Proposed model of anabolic and catabolic pathways for carotenoids and chlorophyll in Cucurbita maxima peel. (a) The proposed model with mature peels in the red and green groups. (b) The proposed model with a young yellow peel, and red mature peel. The genes in red represent TFs. The genes in black are pathway genes. The red triangle and the green triangle represent the coloration levels of the pumpkin peel from dark to light.

Peel color is an important trait in Cucurbita crops. The peel color of '2013-12' changes from yellow to red during fruit development. The main pigment accumulated in the peel of '2013-12' is carotenoid, and the chlorophyll content remained at a low level during fruit development.

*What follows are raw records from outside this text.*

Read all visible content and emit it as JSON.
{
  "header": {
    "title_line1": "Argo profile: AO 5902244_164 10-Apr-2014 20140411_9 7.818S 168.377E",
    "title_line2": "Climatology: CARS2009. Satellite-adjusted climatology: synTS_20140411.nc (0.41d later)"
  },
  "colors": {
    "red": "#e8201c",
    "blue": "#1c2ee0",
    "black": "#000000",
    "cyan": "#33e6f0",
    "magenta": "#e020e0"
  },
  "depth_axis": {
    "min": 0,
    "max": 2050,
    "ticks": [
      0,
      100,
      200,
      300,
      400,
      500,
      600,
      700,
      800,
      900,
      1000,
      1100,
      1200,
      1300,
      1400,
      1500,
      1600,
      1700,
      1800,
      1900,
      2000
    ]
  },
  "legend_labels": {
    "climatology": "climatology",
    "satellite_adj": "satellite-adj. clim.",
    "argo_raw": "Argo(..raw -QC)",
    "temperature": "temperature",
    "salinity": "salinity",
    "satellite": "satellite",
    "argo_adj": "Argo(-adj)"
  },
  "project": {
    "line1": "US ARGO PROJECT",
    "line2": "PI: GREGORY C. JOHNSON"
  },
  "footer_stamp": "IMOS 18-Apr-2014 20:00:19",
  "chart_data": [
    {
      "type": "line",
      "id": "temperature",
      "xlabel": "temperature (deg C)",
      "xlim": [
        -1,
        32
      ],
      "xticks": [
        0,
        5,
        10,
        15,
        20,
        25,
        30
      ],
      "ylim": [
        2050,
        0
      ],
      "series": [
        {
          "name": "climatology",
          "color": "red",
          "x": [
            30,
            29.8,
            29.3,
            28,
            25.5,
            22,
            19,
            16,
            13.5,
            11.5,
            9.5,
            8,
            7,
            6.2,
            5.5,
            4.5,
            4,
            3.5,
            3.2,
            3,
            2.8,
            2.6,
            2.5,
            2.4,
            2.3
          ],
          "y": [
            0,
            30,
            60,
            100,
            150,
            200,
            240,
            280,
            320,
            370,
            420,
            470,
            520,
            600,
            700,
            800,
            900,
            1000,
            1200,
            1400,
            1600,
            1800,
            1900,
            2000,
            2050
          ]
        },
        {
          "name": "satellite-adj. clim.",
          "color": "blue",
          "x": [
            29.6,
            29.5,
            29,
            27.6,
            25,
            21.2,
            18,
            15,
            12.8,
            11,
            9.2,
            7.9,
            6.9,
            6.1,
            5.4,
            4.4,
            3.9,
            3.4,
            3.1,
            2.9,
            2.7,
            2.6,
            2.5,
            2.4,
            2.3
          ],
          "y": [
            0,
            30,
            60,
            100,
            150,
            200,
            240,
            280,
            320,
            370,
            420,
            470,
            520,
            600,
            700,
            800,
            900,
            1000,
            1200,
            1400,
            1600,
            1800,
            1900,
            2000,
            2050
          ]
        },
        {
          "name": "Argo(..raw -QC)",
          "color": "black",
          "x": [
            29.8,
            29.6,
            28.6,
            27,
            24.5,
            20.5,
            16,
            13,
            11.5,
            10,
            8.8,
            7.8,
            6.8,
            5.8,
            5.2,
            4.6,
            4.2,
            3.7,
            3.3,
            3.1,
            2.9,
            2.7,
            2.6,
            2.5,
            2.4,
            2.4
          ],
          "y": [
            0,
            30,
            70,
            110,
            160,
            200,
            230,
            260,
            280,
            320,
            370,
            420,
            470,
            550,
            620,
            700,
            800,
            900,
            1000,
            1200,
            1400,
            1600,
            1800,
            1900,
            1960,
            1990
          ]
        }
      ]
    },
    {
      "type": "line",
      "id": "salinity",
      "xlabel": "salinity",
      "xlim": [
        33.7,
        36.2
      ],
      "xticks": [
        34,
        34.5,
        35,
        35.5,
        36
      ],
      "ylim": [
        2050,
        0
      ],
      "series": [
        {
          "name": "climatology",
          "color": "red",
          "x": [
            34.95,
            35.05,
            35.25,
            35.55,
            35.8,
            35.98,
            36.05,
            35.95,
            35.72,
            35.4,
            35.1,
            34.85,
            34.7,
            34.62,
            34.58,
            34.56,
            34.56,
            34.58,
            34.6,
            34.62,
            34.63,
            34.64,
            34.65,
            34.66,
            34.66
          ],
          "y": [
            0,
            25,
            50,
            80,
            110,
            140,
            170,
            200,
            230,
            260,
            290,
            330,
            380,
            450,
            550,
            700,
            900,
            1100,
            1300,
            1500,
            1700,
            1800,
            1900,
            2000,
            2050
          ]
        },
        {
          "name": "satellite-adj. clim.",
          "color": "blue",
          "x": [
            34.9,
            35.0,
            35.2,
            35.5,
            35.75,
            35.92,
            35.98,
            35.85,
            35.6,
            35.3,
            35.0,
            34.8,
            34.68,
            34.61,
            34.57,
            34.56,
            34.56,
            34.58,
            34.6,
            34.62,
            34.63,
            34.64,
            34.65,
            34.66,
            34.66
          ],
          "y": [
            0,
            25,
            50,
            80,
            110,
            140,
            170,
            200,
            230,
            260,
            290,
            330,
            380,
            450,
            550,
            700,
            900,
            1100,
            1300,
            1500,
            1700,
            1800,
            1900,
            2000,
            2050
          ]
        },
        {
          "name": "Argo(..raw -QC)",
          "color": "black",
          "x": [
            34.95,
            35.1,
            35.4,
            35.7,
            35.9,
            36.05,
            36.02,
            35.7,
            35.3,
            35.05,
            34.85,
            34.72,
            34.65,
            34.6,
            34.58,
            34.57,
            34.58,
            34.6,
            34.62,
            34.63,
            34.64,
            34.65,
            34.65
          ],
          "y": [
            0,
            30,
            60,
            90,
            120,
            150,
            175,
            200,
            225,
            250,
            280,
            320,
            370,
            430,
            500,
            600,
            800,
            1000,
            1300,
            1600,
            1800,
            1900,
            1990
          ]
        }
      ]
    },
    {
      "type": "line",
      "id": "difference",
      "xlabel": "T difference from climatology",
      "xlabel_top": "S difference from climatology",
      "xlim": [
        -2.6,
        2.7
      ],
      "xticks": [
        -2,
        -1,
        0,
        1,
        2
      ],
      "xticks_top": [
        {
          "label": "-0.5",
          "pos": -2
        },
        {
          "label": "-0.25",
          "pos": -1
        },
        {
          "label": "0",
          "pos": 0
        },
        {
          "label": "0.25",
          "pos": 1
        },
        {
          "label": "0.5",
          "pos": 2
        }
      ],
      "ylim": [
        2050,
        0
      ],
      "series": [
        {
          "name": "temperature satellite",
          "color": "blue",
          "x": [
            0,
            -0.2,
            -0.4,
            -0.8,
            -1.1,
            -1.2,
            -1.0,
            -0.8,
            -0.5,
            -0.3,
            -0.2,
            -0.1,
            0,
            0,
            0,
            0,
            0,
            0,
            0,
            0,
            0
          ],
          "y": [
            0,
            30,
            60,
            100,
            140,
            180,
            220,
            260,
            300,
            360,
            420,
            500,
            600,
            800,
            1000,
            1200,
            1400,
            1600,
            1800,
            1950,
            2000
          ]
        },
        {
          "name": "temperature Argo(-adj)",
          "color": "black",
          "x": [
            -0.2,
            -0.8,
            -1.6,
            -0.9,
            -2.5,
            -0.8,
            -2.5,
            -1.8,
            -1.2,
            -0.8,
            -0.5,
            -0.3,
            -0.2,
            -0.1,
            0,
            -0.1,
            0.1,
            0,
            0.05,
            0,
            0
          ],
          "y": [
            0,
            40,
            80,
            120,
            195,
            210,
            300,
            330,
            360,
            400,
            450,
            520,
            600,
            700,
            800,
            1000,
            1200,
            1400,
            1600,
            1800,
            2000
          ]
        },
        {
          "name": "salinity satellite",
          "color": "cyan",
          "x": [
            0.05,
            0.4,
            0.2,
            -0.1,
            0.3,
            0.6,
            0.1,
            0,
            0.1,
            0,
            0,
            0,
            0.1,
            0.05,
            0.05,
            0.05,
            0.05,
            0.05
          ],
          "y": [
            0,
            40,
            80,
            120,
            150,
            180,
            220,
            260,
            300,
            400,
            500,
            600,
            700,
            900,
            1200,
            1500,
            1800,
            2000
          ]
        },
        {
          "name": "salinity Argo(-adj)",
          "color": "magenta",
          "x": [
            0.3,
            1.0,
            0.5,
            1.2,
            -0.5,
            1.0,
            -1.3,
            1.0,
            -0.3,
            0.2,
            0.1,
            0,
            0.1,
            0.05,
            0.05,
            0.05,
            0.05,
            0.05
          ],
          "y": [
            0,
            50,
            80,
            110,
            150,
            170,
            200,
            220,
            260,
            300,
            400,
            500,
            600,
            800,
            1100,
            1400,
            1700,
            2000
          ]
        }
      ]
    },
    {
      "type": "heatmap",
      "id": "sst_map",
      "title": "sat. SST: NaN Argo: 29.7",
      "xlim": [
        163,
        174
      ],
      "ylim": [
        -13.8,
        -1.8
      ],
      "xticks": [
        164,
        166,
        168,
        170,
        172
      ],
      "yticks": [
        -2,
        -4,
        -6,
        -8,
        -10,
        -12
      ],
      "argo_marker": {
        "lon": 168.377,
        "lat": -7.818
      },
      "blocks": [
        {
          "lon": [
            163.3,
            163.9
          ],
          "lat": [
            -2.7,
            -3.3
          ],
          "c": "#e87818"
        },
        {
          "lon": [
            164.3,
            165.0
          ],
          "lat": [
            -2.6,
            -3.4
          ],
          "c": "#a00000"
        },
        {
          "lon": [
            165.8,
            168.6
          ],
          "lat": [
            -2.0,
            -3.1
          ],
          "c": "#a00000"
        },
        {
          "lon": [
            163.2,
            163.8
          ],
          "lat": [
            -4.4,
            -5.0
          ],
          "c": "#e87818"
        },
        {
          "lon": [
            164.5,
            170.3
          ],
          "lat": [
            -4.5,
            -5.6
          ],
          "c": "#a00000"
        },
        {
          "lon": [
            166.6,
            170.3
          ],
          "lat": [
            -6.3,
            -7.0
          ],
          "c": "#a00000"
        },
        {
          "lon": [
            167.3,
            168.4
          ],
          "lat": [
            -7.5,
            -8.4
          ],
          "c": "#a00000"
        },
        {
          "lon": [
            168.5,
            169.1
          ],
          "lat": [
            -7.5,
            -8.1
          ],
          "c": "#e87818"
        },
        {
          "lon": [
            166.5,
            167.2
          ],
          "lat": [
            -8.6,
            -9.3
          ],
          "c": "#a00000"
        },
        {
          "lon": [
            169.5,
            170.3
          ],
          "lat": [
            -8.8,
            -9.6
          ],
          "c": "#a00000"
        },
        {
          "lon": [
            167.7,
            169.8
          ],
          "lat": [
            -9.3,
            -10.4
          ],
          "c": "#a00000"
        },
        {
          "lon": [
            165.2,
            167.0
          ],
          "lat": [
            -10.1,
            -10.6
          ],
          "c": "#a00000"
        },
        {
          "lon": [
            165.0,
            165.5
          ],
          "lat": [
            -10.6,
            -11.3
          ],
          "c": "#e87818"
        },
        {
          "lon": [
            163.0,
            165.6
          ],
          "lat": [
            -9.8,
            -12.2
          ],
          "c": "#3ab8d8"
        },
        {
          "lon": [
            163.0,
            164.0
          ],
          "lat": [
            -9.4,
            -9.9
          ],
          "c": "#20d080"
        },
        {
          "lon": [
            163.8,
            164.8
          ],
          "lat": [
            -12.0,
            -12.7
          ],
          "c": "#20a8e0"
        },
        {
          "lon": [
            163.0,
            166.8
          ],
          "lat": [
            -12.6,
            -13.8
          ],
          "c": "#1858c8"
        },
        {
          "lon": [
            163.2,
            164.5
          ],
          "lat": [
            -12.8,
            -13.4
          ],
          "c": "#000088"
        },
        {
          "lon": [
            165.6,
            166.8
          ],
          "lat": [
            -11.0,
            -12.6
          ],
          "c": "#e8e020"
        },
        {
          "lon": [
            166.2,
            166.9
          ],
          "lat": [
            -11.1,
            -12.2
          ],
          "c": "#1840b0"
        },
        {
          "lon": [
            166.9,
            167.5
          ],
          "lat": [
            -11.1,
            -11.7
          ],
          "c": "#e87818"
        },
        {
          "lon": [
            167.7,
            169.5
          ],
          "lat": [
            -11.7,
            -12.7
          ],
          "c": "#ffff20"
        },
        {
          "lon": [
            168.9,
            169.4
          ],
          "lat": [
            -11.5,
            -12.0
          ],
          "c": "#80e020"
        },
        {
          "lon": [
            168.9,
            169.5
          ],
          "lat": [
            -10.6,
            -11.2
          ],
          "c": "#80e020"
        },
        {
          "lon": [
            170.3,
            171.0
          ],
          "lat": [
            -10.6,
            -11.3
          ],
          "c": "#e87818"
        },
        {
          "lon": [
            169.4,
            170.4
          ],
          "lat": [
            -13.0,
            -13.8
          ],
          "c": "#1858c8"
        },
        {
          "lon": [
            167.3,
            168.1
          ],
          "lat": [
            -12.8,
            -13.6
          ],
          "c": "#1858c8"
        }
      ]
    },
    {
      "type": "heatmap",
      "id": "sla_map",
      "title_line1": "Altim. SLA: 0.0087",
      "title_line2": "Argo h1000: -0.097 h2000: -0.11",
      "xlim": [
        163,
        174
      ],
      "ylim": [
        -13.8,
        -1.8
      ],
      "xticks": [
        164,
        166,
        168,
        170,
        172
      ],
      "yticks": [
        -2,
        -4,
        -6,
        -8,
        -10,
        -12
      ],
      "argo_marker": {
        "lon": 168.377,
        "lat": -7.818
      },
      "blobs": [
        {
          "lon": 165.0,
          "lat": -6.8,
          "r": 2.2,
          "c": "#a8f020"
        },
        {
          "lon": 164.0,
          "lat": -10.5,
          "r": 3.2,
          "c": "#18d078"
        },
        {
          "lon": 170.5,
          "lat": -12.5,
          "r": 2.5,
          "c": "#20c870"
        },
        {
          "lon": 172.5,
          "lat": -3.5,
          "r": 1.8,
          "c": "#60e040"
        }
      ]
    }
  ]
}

The synthesis of chlorophyll was mainly hindered between coproporphyrinogen III and protoporphyrin IX. Metabolome data showed that the main carotenoid accumulated in '2013-12' is lutein > zeaxanthin > β-carotene > β-cryptoxanthin. The highest content and proportion of lutein in peel results in the light yellow fruit color at 0 DAP. With fruit development, the content of carotenoid is increased. The proportion of lutein decreased, and zeaxanthin, β-carotene, and β-cryptoxanthin, especially zeaxanthin, increased sharply. The fruit gradually changed to red from 0 to 30 DAP. The transcriptome results also revealed that the expression levels of CmaPSY1, CmaBCH2, CmaVDE, and other genes in the two carotenoid branches were upregulated, or had high abundance, which were important genes for the formation of red peel.

Chlorophyll has a strong effect on carotenoid content, the peel color of '9-6' fruit is primarily determined by the chlorophyll content. The transcriptome results revealed that the elevated expression of the CmaCHLH gene, in conjunction with the suppressed expression of genes associated with the chlorophyll degradation pathway, contributed to the high chlorophyll accumulation in '9-6'. WGCNA analysis revealed that several pivotal genes, such as PIF3, HY5, APRR2, ERF4, PSY1, BCH2, VDE, and CHLH, potentially play crucial roles in pigment accumulation within pumpkin peel, thereby influencing the development of the peel's distinct coloration.